CHAPITRE
XXI
Malko trépignait, en nage, progressant
centimètre par centimètre, englué dans le plus bel embouteillage
qu’il ait jamais vu à Nouakchott. Essayant de contourner l’avenue
Nasser, interdite à la circulation par des rubans jaunes. En
prévision de la Fête Nationale célébrant les cinquante ans
d’existence de la République Mauritanienne, les autorités avaient
décidé de repeindre les bandes blanches de la chaussée, afin de
permettre un défilé militaire au cordeau...
Au lieu de faire ça la nuit, ils avaient
froidement interrompu la circulation dans la plus grande avenue de
la ville sur plus d’un kilomètre, incluant le Marché Central...
D’où un magma monstrueux de véhicules divers, coincés dans de
petites rues adjacentes, cherchant désespérément à rejoindre leur
destination finale.
Il baissa les yeux sur sa montre : midi
vingt. Il avait plus d’une heure de retard alors que ce rendez-vous
avec « Papa Marseille » était crucial.
Complétement noué, Malko força le passage
pour atteindre enfin un espace libre et s’engagea dans une petite voie débouchant non loin de l’hôtel El Amane.

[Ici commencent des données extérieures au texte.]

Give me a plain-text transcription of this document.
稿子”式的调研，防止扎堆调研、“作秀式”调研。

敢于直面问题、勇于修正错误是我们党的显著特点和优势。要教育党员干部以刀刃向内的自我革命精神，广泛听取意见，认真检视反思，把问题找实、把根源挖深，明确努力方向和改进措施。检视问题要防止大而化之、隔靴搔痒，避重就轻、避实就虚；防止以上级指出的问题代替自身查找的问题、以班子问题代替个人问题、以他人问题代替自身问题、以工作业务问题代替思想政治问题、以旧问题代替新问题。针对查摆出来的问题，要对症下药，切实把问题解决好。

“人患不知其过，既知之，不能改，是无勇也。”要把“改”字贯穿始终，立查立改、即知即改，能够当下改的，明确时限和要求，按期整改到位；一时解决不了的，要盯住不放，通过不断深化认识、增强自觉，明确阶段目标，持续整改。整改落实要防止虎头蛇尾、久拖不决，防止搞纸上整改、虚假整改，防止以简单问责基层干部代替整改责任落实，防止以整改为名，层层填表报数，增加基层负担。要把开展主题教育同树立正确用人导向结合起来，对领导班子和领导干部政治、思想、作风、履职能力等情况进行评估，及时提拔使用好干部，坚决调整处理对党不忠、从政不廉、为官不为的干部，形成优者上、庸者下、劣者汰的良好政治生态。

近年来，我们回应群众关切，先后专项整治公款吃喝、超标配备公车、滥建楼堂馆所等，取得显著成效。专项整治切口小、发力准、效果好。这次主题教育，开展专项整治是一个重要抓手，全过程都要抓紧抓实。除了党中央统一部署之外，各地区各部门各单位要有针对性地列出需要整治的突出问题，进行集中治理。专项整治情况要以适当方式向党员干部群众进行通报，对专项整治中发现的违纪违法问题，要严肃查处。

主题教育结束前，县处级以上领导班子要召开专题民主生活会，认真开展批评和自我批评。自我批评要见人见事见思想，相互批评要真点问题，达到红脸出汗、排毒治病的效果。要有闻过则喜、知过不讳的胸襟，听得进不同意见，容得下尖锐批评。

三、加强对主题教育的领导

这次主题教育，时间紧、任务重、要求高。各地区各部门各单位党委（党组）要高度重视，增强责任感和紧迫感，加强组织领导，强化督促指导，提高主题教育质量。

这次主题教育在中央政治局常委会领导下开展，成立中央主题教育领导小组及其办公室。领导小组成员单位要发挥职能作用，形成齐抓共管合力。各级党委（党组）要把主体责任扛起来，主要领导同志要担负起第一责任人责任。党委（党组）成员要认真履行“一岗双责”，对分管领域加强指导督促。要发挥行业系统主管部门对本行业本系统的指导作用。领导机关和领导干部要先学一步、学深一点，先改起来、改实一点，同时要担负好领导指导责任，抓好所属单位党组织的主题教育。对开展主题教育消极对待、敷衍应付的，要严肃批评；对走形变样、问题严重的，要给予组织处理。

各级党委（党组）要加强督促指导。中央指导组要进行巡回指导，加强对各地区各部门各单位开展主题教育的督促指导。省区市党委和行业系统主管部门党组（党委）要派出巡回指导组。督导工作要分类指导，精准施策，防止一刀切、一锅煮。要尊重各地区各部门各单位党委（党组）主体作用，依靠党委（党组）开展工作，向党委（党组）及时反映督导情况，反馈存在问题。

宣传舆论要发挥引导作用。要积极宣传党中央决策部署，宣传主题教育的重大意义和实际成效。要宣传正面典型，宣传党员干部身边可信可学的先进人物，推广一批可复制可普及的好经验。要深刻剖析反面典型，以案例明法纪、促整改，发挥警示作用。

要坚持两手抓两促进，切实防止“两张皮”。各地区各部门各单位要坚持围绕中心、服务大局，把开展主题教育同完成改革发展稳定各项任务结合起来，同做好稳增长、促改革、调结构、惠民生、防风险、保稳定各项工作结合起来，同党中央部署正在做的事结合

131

Il se gara sur le large bas-côté sablonneux et regarda autour de
lui.
Pas de « Papa Marseille ».
L’estomac noué, la chemise plaquée à son dos
par la chaleur, il essaya de mettre de l’ordre dans ses
idées.
Une des causes de l’absence du Français
pouvait signifier la catastrophe absolue : la découverte du
projet d’évasion.
Il aurait dû attendre, à cause des 100 000
ouguiyas que lui apportait Malko. Il regarda l’entrée de l’hôtel El
Amane, se dit que le Français était peut-être là. En débouchant
dans le patio, ses nerfs se dénouèrent d’un coup. « Papa
Marseille » était assis à l’ombre, devant une bière bien
entamée.
– Qu’est-ce qui vous est arrivé ?
demanda-t-il quand Malko vint s’asseoir en face de lui.
– Tout est bloqué, à cause de la réfection de
la chaussée.
Le Français hocha la tête, amusé.
– Et ces connards ne savent pas que le défilé
est annulé ! Mon copain de la Garde Présidentielle me l’a
dit : ils ont peur de provoquer les Salafistes...
– Vous avez eu des nouvelles de la
prison ? coupa Malko.
« Papa Marseille » arbora un large
sourire.
– Vous vous êtes fait du mauvais sang pour
rien. Il n’y a pas de lézard, c’est juste une mesure de routine,
qui aurait dû entrer en vigueur depuis longtemps ; seulement,
les gardiens avaient freiné des quatre fers.
– Pourquoi ?
– Ils taxaient les types qui avaient des
portables. Cela leur fait un gros manque à gagner.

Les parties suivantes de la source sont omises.